More Haste, Less Speed: Weaker Single-Layer Watermark Improves Distortion-Free Watermark Ensembles

TL;DR

This paper reveals that weaker single-layer watermarks, which preserve entropy, can improve the effectiveness of watermark ensembles in detecting large language model content, contrary to the traditional stronger-is-better approach.

Contribution

It introduces a novel framework that employs weaker watermarks to maintain entropy, enhancing ensemble robustness and detectability in watermarking large language models.

Findings

Weaker watermarks preserve entropy and improve ensemble detection.

Strong watermarks reduce entropy and weaken multi-layer detectability.

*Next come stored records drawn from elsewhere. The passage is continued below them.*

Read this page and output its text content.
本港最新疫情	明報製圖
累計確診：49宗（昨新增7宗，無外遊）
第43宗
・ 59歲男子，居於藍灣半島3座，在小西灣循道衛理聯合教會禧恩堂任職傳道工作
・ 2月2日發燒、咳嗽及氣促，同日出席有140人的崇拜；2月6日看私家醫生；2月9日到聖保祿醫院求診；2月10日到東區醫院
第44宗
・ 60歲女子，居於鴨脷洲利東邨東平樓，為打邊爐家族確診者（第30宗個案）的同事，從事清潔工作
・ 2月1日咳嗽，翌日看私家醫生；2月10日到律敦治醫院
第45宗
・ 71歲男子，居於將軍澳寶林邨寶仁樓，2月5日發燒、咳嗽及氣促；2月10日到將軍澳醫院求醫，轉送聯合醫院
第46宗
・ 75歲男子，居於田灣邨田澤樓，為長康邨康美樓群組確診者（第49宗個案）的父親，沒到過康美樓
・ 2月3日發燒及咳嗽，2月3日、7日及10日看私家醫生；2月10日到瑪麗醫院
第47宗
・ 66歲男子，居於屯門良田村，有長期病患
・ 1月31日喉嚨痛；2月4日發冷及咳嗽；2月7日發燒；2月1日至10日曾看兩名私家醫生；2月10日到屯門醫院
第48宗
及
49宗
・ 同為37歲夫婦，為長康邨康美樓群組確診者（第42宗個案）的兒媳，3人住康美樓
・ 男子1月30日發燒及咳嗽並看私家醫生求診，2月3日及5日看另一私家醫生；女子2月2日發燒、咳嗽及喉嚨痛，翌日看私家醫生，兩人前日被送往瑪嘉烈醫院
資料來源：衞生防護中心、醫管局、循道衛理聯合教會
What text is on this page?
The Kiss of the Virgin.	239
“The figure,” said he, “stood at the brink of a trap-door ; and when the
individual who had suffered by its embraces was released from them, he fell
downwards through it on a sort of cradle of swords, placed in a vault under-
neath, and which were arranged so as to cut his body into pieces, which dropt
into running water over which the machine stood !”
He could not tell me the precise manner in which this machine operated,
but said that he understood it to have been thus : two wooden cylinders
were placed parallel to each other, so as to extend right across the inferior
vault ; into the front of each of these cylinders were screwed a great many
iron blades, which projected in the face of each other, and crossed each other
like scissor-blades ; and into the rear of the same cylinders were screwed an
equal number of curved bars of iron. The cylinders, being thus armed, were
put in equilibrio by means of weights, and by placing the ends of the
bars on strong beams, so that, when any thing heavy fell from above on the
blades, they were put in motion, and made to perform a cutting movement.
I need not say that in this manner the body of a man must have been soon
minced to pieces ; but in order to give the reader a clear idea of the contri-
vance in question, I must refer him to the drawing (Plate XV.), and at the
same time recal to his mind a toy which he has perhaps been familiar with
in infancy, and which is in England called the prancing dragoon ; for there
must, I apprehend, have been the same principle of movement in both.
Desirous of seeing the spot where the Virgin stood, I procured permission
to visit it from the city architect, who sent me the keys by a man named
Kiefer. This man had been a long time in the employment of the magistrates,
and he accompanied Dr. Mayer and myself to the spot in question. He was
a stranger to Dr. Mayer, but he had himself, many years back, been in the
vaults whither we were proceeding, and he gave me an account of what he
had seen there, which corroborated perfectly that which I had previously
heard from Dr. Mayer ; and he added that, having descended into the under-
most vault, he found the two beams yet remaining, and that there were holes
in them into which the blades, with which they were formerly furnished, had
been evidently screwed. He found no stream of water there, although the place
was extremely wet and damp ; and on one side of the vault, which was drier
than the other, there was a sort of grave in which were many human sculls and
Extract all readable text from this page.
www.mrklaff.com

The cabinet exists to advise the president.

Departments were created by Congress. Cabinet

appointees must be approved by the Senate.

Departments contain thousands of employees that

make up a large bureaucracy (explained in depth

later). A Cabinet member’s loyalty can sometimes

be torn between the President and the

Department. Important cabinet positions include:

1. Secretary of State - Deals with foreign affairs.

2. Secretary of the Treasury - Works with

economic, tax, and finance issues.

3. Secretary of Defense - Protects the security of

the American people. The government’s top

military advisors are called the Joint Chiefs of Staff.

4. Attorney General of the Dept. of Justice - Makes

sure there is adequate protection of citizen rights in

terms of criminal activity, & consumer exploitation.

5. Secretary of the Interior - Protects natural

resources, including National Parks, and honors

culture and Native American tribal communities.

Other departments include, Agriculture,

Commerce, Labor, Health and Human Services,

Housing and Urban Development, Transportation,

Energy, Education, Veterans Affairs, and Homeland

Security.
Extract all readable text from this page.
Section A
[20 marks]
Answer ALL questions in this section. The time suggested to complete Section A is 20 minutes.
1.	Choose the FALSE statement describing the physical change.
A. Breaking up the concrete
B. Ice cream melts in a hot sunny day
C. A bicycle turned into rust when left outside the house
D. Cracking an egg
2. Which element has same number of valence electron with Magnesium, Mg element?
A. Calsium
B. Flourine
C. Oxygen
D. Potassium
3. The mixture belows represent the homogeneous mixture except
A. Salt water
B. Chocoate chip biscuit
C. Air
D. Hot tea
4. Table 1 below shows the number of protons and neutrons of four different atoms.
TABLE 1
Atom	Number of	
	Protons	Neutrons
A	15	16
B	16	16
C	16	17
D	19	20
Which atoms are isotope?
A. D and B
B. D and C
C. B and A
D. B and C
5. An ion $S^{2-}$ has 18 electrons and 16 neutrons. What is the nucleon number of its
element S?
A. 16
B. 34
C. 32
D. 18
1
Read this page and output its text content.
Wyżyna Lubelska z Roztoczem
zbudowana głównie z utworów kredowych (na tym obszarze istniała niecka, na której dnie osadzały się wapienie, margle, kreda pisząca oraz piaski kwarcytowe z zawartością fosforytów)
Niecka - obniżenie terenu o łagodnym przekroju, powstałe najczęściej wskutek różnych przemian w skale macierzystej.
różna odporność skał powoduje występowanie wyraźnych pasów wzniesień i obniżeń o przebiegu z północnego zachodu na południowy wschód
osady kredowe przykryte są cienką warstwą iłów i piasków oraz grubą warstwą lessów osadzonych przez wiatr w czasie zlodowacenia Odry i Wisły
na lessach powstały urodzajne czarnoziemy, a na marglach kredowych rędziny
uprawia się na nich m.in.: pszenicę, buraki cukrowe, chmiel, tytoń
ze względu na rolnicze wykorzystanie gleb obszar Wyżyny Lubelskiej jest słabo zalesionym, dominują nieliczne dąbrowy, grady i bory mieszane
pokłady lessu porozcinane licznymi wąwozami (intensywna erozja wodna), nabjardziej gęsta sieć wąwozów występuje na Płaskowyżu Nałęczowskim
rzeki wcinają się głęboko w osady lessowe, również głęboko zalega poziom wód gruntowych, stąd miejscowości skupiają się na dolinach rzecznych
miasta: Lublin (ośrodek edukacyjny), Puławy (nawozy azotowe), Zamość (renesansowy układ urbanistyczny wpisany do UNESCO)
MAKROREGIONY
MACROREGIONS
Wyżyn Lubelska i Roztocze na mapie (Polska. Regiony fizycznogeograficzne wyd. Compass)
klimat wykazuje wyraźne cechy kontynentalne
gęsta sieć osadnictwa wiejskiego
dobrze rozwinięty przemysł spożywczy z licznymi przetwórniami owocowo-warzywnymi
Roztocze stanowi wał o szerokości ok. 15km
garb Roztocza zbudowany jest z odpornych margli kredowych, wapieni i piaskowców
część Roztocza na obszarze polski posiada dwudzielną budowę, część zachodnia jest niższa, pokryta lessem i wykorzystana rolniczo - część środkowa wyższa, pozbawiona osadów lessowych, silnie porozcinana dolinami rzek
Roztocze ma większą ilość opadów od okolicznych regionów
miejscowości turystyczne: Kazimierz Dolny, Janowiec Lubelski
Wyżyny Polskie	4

Empirical results show improved robustness with weaker watermark strategies.

Abstract

Watermarking has emerged as a crucial technique for detecting and attributing content generated by large language models. While recent advancements have utilized watermark ensembles to enhance robustness, prevailing methods typically prioritize maximizing the strength of the watermark at every individual layer. In this work, we identify a critical limitation in this "stronger-is-better" approach: strong watermarks significantly reduce the entropy of the token distribution, which paradoxically weakens the effectiveness of watermarking in subsequent layers. We theoretically and empirically show that detectability is bounded by entropy and that watermark ensembles induce a monotonic decrease in both entropy and the expected green-list ratio across layers. To address this inherent trade-off, we propose a general framework that utilizes weaker single-layer watermarks to preserve the entropy required for effective multi-layer ensembling. Empirical evaluations demonstrate that this counter-intuitive strategy mitigates signal decay and consistently outperforms strong baselines in both detectability and robustness.